Para a felicidade de muitos, escolher Yoga como meio de autoconhecimento é uma boa por que, em primeiro lugar, não separa razão da emoção. Corpo e mente estão intimamente conectados.
A relação “eu e o outro” é preservada como uma. A não dualidade é condição inicial. O Eu, o outro, a natureza e todos os seres que nela habitam, juntos, formamos Um.
Partindo dessa premissa, eliminamos as categorias do agir (aqui eu ajo de uma forma, ali ajo de outra) e tornamo-nos um só perante qualquer situação. E o Yoga sugere que sejamos: calmos, amorosos, equânimes, compreensivos, respeitosos e simples.
E sugere também evitarmos a violência, a desonestidade e uma série de outras atitudes em relação ao outro e ao mundo, afinal, se somos todos um, aquilo que sou para mim serve para aquele que sou para o outro.
Em segundo lugar, aquilo que o Yoga chama de Liberdade ou Libertação é totalmente diferente e ao mesmo tempo complementar a estas outras definições e me parece muito mais profunda, complexa e, de fato, libertadora.
Libertar-se quer dizer ver-se livre de condicionamentos sociais, psicológicos, fisiológicos, alimentares, familiares, religiosos e nos coloca em condição de observadores presentes, dando-nos a oportunidade de reverenciar a tudo exatamente como é e não sob uma perspectiva pré-definida pelas experiências passadas.
Do passado, retemos somente maturidade. Com os fatos presentes, damos respostas presentes.
Em terceiro lugar, o Yoga humildemente nos conduz a refletir sobre nossas ações apenas sob o ponto de vista do agir em si, e não do efeito da ação. Agir de olho no efeito é um desejo futuro que pode nos aprisionar, afinal de contas, não temos controle sobre ele.
O efeito de uma ação pode ser igual, menor, maior ou totalmente diferente daquilo que desejei. E, sim, devo vislumbrá-lo, mas sem prender-me a ele.
Devo prender-me somente ao presente e à intenção de minhas ações, para que sejam sempre calmas, amorosas, equânimes, compreensivas, respeitosas e simples.
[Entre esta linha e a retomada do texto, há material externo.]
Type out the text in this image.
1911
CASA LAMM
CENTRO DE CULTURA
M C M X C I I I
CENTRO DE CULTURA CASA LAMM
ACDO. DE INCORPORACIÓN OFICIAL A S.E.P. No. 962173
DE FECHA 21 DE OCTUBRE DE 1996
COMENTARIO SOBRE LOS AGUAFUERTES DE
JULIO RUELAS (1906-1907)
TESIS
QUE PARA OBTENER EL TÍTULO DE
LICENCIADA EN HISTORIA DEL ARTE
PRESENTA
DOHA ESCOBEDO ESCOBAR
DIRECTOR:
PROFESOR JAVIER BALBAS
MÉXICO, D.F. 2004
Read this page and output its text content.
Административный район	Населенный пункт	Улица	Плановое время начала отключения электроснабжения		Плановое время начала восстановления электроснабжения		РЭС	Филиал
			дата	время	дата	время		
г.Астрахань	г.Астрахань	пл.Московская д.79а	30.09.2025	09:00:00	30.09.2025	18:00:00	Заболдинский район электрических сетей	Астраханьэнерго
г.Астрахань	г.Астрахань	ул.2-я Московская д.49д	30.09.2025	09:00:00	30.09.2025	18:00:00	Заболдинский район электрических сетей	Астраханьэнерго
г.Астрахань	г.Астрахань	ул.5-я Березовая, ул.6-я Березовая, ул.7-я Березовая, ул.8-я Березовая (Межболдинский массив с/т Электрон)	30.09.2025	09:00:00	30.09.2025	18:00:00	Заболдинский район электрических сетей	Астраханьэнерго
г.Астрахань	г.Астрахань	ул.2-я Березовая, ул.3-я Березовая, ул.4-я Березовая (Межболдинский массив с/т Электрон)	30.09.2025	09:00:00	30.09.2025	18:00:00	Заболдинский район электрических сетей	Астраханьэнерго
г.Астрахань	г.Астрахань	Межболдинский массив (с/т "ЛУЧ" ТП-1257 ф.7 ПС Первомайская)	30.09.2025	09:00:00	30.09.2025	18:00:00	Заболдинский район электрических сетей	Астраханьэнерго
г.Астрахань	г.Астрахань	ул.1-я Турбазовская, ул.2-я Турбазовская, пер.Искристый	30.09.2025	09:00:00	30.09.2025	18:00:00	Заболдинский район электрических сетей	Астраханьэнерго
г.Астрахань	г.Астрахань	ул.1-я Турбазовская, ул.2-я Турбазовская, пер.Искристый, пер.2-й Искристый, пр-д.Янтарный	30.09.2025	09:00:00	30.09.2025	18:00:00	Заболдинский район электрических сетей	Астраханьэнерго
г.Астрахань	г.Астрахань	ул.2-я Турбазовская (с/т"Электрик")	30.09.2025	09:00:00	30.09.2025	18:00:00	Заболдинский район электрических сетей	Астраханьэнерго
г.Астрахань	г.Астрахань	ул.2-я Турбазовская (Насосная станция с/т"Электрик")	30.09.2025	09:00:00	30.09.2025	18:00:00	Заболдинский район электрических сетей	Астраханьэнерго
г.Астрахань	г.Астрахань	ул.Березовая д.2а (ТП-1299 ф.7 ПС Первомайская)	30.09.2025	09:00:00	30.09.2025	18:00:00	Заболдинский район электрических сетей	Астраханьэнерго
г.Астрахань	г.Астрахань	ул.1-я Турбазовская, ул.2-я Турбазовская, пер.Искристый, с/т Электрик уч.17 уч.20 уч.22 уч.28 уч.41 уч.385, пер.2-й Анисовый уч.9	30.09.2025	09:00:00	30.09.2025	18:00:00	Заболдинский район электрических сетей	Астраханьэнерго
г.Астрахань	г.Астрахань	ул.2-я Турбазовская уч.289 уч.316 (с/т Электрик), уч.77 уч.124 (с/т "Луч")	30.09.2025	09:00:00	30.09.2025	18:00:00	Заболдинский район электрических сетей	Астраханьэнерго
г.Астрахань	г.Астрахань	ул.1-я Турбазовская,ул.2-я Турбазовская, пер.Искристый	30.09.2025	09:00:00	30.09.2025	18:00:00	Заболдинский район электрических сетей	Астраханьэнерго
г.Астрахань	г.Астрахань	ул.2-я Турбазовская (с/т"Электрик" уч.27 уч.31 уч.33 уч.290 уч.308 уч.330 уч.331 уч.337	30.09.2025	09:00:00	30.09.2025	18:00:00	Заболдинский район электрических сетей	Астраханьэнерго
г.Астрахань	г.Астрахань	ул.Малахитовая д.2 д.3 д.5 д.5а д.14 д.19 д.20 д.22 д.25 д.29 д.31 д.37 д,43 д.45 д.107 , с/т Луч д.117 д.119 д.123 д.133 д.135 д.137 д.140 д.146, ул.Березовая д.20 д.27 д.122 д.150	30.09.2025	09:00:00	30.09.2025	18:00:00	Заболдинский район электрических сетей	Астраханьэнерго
Assim como eu.
Desta forma, quebra-se a barreira entre razão e emoção, causa e efeito, desejo e vontade, eu e o mundo, e qualquer outro tipo de dualidade.
E isto sim, é liberdade. É uma presença. É uma consciência de atitude. É moksha, o objetivo primordial do Yoga.
Mokṣa é um reconhecimento. Mokṣa é reconhecer-se livre. É reconhecer-se além das percepções cognitivas que o corpo e a mente podem nos dar. Livre de condicionamentos que nos aprisionam no futuro ou no passado, mokṣa é presente.
Não existem problemas no presente. Problemas estão no futuro ou no passado. No presente somente existe ação. E agir de acordo com aquilo que somos capazes de realizar, sem nos violentar ou violentarmos o outro.
॥ हरिः ॐ ॥
Mais Yoga na Vida aqui.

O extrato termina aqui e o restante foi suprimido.